Namun di sisi lain, Tauhid mengakui bahwa kebijakan lockdown akhir pekan menyimpan kelemahan, yakni membutuhkan ongkos yang mahal. Salah satunya adalah ongkos berupa risiko penurunan ekonomi yang lebih dalam.
Sebab menurutnya, lockdown akan memperparah kinerja industri akomodasi, makanan dan minuman restoran, hingga transportasi dan pergudangan. Tauhid memperkirakan dampaknya akan lebih buruk dari proyeksi ekonomi sebesar minus 1 persen pada kuartal I 2021 dalam kondisi normal sebelum lockdown.
“Jika dilakukan dalam satu kuartal maka akan terjadi penurunan 5 persen sampai 7 persen,” ujarnya.
Di sisi lain, Indef turut memberi saran kebijakan lain yang mungkin bisa diterapkan pemerintah untuk menanggulangi dampak pandemi. Misalnya, peningkatan efektivitas stimulus fiskal.
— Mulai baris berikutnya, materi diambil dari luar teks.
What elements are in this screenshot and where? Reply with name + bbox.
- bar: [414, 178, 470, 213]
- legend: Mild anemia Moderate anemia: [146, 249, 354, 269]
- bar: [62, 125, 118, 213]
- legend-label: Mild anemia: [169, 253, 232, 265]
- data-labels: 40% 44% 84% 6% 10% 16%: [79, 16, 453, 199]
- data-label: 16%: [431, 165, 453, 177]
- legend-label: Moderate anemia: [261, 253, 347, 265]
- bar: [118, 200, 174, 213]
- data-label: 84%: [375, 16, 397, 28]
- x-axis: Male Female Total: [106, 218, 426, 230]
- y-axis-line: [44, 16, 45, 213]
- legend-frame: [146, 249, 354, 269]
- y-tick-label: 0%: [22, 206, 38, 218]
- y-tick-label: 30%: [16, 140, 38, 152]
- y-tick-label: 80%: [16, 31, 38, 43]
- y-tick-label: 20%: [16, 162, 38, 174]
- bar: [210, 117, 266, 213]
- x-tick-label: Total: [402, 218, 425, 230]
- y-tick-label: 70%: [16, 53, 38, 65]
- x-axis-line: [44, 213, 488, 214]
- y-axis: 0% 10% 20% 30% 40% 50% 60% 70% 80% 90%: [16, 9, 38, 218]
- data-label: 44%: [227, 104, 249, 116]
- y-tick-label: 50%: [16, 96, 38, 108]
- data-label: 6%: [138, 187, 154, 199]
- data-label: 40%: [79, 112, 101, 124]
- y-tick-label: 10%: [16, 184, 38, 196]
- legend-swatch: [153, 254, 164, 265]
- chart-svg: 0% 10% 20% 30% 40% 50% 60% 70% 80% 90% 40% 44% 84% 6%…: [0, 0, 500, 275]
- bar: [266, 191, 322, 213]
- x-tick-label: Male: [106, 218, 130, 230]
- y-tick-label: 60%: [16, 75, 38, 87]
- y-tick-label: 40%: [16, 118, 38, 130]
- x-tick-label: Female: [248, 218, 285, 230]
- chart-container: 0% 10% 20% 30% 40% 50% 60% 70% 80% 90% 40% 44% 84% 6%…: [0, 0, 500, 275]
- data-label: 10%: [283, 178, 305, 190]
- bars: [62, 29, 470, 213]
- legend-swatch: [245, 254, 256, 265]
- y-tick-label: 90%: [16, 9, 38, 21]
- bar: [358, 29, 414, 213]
Seperti diketahui, Menteri Keuangan Sri Mulyani Indrawati baru saja mengerek lagi alokasi anggaran Pemulihan Ekonomi Nasional (PEN) 2021 dari Rp619 triliun menjadi Rp627,9 triliun. Namun menurutnya, alokasi ini perlu dikaji lagi.
Ia tak ingin anggaran hanya besar dipagu, tapi minim direalisasi seperti pelaksanaan PEN 2020 yang hanya mencapai 83 persen dari pagu Rp695,2 triliun. Maka dari itu, percepatan serapan dan efektivitas harus ditingkatkan.
Caranya, dengan memperbaiki data sasaran penerima, perbaikan mekanisme pengalokasian, perubahan nilai alokasi anggaran, menghapus kegiatan-kegiatan di program PEN yang boros dan tidak efektif, hingga menempatkan skala prioritas dalam menjaga konsumsi masyarakat untuk makanan dan minuman tetap terjaga dengan baik. Khusus untuk program vaksinasi covid-19 harus disegerakan.
“Pemerintah harus dapat memastikan bahwa ketersediaan vaksin benar-benar dapat disediakan dalam kurun waktu 2021 ini. Jika terlambat maka hanya akan mimpi bahwa pemulihan ekonomi benar-benar terjadi,” tutur dia.
Tak hanya dari sektor fiskal, Indef juga menyarankan kebijakan moneter tambahan pada tahun ini untuk menekan dampak pandemi. Salah satunya dengan menurunkan tingkat suku bunga acuan Bank Indonesia (BI) dari kisaran 3,75 persen menjadi 3 persen.
“Melalui penurunan pada level efektif, yaitu melalui menurunkan kembali pada besaran suku bunga acuan hingga menjadi 3 persen,” imbuh Tauhid.
Harapannya, kebijakan moneter tersebut mampu menggairahkan lagi sektor riil dan meningkatkan permintaan (demand) masyarakat. Kebijakan ini bisa dilengkapi dengan mengoptimalkan uang beredar di masyarakat untuk meningkatkan permintaan.